I'm sure there are posistive and negative stories with each type of adoption, just as there are pros and cons. But adoption is as individual as the families and children involved. The purpose behind adopting probably plays a big part in the path you choose. My cousin wasn't looking to "save the children". She wanted a family. Therefore, if she was adopting stateside she would have wanted a "closed adoption"-- meaning no contact with the birth family. You'll also have to decide how much contact you want to have with the birth family as well as the age of the children.

Just some things to think about.


----------



## Scott (Jun 27, 2005)

"children from abroad can often have reactive attachment disorder, depending on the circumstances they've been brought up in. The younger the child, the better this condition responds to treatment."

I saw a report in the paper very recently that said that kids adopted from abroad actually tended to do better than those adopted domestically.


----------



## Scott (Jun 27, 2005)

Joseph: A program happening in the Dallas area this July and August might interest you. See this article from the Star Telegram: Host families sought for visiting Russian youths.

Anyway, the program bring Russian orphans aged 5-12 to the area for prospective parents to meet. If interested, call Taylor at (817) 416-1337


----------



## Scott (Jun 27, 2005)

Bob / Adam (or anyone else): Do you have any resources to recommend for background on adopting through the foster care system?


----------



## BobVigneault (Jun 27, 2005)

This is the site where I am looking for kids. This is a Wisconsin site. 
http://www.wiadopt.org

We work with the state but the state sub-contracts through other social organizations. In our case, we have a social worker who works with Lutheran Social Services.

I'm not sure where you would look in Texas. You might google 'special needs adoption' or 'foster care adoption'. If I get more info, I'll pass it along.


----------



## Scott (Jun 27, 2005)

I am looking at one called Safe Havens of Kornerstone in my area. 

Joseph: You might want to check that one out, as it is reasonably close to you.

Bob: I was more thinking books/articles that discuss the pros and cons of foster parenting.


----------



## Scott (Jun 27, 2005)

I want to applaud everyone on here who is thinking about showing God's love to orphans in this way. It moves my heart! 

And Adam, I really admire the good work you do!


----------



## VirginiaHuguenot (Jul 15, 2005)

An interesting development...

Adoption Agency Rejects Catholic Parents


----------



## Abd_Yesua_alMasih (Jul 15, 2005)

Some of these countries are or have already been through the process of banning foreign adoption. Make sure you do your study. A person in New Zealand got 'snapped' when they were adopting (I believe from a eastern european country) and before all the paper work went through the law changed. You can imagine the expenses that were wasted. Do your research into the country first and check out if the country is bringing in such laws.


----------



## LauridsenL (Jul 26, 2005)

My wife and I adopted two little girls from India in 2001 and 2002. They're now 5 and 10, respectively, and they are a true delight from the Lord, as their four older brothers will also attest. India is so full of darkness and idolatory, and incredible poverty, that we marvel at the grace of God in calling them out from the multititude of lost souls there. (There are approx. 4 million homeless, destitute people in Bombay (Mumbai) alone, with hundreds of thousands of orphaned and homeless kids living near train depots, etc.) If you're thinking foreign adoption, I certainly recommend that you consider adopting from India.

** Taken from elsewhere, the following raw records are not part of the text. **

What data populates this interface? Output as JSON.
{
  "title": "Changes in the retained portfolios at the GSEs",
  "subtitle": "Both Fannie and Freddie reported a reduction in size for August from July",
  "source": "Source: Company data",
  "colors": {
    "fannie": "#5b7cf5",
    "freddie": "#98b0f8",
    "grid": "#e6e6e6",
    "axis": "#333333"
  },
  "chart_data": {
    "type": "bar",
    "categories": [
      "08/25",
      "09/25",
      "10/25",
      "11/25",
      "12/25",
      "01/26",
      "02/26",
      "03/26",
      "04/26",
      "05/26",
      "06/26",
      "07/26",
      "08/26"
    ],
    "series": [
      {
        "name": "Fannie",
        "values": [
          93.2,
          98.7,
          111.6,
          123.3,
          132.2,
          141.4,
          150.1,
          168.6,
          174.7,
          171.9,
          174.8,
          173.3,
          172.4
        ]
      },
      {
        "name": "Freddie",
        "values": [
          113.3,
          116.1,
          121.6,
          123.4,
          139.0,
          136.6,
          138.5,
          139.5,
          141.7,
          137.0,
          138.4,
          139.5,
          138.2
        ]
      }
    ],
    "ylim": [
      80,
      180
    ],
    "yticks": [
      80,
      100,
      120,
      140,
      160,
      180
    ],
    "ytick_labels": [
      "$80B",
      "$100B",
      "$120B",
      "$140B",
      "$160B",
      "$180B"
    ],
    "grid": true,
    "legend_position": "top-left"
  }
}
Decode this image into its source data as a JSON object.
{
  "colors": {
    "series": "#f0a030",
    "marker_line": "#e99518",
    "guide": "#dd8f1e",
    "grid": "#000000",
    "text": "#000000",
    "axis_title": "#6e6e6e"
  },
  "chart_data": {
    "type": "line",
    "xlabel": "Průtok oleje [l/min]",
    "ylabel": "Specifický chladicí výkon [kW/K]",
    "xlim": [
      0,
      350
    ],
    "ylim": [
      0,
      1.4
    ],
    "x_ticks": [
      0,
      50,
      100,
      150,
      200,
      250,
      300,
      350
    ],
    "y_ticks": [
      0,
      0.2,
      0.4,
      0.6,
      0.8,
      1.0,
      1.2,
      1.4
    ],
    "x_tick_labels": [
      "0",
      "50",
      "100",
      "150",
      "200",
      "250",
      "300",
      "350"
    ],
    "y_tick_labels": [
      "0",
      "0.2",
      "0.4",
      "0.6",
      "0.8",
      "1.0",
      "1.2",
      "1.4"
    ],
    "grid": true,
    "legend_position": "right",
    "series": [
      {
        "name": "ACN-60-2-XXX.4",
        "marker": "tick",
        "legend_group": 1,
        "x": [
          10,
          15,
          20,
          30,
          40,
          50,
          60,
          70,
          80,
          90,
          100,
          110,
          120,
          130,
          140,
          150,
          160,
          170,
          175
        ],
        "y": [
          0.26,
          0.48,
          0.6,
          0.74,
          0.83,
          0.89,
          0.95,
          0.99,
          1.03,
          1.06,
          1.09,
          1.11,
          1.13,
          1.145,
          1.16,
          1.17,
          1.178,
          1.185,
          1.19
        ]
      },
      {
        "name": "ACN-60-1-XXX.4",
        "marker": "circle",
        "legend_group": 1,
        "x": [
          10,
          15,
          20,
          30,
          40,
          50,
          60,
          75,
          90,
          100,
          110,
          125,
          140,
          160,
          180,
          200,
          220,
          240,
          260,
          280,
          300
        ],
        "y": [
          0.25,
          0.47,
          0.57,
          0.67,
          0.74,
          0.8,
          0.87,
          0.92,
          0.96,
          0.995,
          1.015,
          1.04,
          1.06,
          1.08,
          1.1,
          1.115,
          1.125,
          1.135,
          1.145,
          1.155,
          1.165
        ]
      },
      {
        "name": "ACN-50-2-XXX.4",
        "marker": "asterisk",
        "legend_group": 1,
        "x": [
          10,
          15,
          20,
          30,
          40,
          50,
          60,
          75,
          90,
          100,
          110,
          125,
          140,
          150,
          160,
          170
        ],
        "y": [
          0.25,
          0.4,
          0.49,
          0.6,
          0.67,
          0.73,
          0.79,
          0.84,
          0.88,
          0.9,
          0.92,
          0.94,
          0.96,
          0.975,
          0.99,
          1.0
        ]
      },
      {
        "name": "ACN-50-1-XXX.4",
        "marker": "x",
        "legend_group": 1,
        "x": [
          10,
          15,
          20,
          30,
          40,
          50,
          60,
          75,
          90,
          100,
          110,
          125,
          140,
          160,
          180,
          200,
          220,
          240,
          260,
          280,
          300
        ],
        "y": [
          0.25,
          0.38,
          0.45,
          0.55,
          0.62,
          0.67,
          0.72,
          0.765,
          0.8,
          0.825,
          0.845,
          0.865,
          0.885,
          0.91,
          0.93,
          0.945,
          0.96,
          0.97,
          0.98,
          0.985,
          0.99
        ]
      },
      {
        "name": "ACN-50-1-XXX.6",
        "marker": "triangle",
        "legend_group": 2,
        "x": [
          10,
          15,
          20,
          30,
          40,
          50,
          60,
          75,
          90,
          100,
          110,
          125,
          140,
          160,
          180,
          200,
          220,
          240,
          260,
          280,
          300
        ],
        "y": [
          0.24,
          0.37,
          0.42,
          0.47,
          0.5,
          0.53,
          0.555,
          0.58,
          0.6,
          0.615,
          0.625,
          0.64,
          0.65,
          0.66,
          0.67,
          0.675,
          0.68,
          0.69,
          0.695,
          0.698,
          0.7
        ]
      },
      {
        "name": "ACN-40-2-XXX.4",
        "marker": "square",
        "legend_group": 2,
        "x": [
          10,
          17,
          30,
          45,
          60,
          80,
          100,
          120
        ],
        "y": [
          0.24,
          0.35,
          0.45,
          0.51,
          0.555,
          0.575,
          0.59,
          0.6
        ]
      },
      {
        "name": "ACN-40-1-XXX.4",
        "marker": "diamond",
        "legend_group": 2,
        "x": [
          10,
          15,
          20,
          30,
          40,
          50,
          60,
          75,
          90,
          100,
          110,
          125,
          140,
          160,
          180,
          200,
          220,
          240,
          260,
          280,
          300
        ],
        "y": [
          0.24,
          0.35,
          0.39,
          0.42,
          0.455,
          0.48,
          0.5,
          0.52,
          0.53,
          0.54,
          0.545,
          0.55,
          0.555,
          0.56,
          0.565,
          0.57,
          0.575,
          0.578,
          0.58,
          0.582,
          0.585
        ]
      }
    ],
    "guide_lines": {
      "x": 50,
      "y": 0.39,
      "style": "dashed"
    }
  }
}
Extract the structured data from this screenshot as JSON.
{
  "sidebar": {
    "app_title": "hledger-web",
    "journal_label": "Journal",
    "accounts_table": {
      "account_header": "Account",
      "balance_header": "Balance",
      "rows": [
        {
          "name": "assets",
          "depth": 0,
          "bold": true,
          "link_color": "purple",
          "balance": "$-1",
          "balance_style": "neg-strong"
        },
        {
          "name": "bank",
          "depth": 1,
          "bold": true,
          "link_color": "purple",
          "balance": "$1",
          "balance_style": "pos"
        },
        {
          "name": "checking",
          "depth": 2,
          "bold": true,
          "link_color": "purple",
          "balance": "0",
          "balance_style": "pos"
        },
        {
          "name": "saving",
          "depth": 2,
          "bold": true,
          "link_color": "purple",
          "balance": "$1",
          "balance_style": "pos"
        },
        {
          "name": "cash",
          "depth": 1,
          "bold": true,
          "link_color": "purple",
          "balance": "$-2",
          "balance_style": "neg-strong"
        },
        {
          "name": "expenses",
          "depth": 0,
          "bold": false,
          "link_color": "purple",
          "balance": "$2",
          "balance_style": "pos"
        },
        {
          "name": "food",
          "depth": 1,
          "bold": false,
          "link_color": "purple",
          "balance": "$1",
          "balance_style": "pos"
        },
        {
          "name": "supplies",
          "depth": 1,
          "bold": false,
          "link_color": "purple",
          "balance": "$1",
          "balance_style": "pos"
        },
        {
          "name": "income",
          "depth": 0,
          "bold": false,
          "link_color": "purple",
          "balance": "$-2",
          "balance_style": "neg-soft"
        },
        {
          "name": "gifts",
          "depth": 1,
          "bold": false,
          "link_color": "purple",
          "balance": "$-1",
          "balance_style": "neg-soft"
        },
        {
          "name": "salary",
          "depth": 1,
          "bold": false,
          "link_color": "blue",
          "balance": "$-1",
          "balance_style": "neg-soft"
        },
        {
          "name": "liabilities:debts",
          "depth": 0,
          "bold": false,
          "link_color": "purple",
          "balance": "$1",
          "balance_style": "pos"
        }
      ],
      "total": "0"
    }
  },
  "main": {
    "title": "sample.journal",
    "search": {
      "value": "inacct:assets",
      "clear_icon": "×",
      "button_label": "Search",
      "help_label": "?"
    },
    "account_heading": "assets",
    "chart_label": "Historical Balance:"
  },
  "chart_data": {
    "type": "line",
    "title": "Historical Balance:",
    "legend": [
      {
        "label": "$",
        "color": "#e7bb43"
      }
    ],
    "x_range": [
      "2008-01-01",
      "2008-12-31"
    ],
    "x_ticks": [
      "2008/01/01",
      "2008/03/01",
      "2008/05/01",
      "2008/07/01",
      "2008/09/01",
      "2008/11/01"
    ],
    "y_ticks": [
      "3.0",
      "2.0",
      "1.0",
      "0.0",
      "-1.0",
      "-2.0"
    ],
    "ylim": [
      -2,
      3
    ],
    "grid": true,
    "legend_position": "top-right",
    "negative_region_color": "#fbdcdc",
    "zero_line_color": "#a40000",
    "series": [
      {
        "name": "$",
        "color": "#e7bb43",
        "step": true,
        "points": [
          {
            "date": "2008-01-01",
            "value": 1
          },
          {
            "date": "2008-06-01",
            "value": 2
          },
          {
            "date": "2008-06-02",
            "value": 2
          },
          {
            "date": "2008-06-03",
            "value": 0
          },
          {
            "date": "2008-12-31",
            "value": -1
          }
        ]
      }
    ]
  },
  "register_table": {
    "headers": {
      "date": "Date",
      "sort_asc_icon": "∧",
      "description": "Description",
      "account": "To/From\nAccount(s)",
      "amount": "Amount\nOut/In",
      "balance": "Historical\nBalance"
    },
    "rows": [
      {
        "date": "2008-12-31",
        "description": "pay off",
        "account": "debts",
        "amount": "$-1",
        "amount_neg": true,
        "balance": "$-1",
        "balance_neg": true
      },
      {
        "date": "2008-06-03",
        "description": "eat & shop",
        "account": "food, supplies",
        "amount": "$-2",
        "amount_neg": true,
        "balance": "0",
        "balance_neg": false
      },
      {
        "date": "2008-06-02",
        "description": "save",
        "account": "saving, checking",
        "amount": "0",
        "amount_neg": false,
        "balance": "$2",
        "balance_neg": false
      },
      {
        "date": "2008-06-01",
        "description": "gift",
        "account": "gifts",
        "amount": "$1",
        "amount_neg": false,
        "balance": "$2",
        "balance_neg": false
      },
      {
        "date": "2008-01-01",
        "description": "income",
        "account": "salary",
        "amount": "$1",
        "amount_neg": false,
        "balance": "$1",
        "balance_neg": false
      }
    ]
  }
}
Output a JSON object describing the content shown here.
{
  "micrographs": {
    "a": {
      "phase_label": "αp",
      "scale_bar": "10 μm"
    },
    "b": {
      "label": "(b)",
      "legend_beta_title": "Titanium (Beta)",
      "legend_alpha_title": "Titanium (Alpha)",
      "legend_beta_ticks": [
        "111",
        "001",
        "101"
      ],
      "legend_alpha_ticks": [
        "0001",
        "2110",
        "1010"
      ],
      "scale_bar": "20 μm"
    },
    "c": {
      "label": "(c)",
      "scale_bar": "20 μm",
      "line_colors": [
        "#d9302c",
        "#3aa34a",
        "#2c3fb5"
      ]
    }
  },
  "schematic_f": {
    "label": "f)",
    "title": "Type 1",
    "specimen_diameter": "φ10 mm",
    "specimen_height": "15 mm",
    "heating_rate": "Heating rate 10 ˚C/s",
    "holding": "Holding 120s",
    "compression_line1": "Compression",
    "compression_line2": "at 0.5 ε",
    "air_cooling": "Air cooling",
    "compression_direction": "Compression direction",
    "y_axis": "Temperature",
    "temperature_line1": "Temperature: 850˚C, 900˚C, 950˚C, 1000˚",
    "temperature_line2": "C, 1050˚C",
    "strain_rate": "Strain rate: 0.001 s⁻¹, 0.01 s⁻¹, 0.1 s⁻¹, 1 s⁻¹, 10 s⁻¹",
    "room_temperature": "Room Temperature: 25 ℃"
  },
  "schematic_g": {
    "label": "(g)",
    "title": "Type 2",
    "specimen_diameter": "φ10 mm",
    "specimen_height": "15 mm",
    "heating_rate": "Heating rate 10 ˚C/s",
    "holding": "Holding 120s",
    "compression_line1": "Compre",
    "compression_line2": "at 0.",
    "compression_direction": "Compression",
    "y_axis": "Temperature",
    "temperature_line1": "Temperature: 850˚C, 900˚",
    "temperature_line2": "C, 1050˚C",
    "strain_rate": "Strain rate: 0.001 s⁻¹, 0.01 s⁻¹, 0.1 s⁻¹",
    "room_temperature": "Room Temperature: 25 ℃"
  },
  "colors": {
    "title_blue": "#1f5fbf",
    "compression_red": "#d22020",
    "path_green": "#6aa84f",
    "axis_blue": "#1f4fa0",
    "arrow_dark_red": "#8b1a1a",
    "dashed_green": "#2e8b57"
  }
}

It's true that some kids have attachment disorders; we thank God that the orphanage from which we adopted is very well run, with 1 worker for every 2 children, and we've had literally no problems with either of our daughters -- well, other than the normal kid stuff.


----------



## Scott (Jul 27, 2005)

Are there any adoption agencies or groups affiliated with presbyterian or reformed relief efforts or missionary work?


----------



## Scott (Jul 27, 2005)

Joseph: Did you decide to investigate adoption via foster care? I am curious about what direction you are taking.


----------



## LadyFlynt (Jul 27, 2005)

curious also...


----------